Have you tried to measure compile-time impact?

Yeah, I measured with the whole stack as of today and the results aren't ... impressive. Basically, differences within error/noise margin, maybe with a tiny hint of regression.

chill marked an inline comment as done.Jun 29 2023, 9:38 AM
chill updated this revision to Diff 537375.Jul 5 2023, 8:57 AM
chill added a comment.Jul 5 2023, 9:19 AM

Update:

  • now we use a DT from the optimisation pipeline, instead of building a new one in the pass
  • made applying DT updates even lazier - they are accumulated in a lazy DomTreeUpdater and applied when/if the DT is requested by a transform (and also at the end of the pass, when the updated is destructed).
  • some more transforms are made to update the DT
  • one extra rebuild of the DT removed

On CTMark with LTO, measuring only the final link step, wall-clock time and instruction count, I get:

TimeInst
7zip-0.32%-0.18%
bullet0.15%-0.12%
clamav-0.61%-0.14%
consumer-typeset-0.06%-0.07%
kc-0.41%-0.31%
lencod-0.29%-0.05%
mafft0.34%-0.06%
spass-0.08%-0.11%
sqlite0.06%-0.11%
tramp3d-0.14%-0.14%

or -0.14%/-0.13% geomean, respectively.

llvm/lib/CodeGen/CodeGenPrepare.cpp
618–619

Done, mostly.
For eliminateMostlyEmptyBlocks and SplitIndirectBrCriticalEdges it's not entirely apparent how to update the DT/LI, so I just rebuild it
of those transforms made changes.

chill marked an inline comment as done.Jul 5 2023, 9:20 AM
dmgreen added inline comments.Jul 18 2023, 1:03 AM
llvm/lib/CodeGen/CodeGenPrepare.cpp
435

I think DTU->getDomTree() will already do this.

8343

Formatting?

chill updated this revision to Diff 541957.Jul 19 2023, 4:39 AM
chill marked 2 inline comments as done.

This seems to look OK, right? I know there are dragons here with some functions, but it looks like the compile time is better and it seems like a better design to keep the DomTree up to date, if we can do so without destroying compile time.

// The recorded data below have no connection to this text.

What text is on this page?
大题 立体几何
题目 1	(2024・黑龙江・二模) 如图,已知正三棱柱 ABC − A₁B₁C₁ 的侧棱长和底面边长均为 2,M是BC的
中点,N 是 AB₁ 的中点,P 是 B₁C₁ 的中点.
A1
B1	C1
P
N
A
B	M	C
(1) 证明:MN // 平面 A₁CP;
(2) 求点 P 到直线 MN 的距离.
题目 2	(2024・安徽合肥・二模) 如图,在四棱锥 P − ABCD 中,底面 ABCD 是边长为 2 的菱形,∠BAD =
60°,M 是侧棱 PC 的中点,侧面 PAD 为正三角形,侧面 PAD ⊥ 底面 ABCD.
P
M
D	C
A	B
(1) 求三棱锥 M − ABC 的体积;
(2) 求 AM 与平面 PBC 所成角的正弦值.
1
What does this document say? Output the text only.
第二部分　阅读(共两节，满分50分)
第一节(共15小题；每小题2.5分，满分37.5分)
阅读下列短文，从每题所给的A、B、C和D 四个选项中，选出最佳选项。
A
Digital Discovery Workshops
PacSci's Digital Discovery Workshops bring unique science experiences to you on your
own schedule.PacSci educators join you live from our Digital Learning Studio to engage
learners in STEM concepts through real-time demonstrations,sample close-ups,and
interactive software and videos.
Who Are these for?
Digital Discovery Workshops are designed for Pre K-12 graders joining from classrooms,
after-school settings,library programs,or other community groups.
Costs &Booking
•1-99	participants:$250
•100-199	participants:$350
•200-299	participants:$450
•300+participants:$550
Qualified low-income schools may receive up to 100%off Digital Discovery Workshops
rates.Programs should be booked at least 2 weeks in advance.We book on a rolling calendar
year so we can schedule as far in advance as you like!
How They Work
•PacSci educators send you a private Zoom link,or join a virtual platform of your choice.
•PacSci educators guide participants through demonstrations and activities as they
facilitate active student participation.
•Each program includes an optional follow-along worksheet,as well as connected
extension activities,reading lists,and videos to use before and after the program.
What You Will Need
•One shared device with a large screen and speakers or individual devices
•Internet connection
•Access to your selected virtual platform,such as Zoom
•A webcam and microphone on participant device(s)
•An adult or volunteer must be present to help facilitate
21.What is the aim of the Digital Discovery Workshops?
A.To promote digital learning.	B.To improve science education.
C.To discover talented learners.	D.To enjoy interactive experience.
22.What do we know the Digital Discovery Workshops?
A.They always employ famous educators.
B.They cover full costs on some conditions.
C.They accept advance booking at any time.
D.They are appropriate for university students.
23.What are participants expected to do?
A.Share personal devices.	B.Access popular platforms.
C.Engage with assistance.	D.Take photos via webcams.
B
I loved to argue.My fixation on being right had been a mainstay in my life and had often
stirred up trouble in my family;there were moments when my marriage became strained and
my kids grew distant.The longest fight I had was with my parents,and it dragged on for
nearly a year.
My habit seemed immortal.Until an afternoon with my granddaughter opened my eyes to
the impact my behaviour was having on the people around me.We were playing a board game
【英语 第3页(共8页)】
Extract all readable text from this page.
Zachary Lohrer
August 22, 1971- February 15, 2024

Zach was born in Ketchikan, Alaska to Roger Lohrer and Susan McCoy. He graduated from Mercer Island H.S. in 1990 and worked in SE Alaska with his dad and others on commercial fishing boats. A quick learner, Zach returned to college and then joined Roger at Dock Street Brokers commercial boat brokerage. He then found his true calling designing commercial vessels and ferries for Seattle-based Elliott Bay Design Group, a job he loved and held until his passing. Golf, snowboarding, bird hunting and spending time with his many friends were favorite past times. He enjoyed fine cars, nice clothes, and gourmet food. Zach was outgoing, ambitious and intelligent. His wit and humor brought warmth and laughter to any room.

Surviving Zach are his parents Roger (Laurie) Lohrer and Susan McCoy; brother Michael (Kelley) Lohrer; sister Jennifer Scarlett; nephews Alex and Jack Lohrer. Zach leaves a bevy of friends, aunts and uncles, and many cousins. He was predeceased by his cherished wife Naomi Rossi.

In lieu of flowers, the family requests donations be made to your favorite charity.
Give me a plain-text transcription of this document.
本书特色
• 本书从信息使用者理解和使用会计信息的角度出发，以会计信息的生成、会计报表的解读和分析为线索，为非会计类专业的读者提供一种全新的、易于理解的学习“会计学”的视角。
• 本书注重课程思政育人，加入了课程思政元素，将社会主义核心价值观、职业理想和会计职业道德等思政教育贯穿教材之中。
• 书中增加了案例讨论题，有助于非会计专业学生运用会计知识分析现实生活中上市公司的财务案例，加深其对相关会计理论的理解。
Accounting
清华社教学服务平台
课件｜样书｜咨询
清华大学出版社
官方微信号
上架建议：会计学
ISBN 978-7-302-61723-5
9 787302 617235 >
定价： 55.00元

llvm/lib/CodeGen/CodeGenPrepare.cpp
607

This should be less indented?

690

ConstantFoldTerminator

896

As a general rule you should probably just run clang-format on any patch you upload :)

chill updated this revision to Diff 545540.Jul 31 2023, 1:54 AM
chill marked 3 inline comments as done.
nikic accepted this revision.Jul 31 2023, 1:05 PM

LGTM

llvm/lib/CodeGen/CodeGenPrepare.cpp
6180

This is a bit unfortunate, would be better if SplitEdge accepted DTU. But it looks like that would take a larger refactoring.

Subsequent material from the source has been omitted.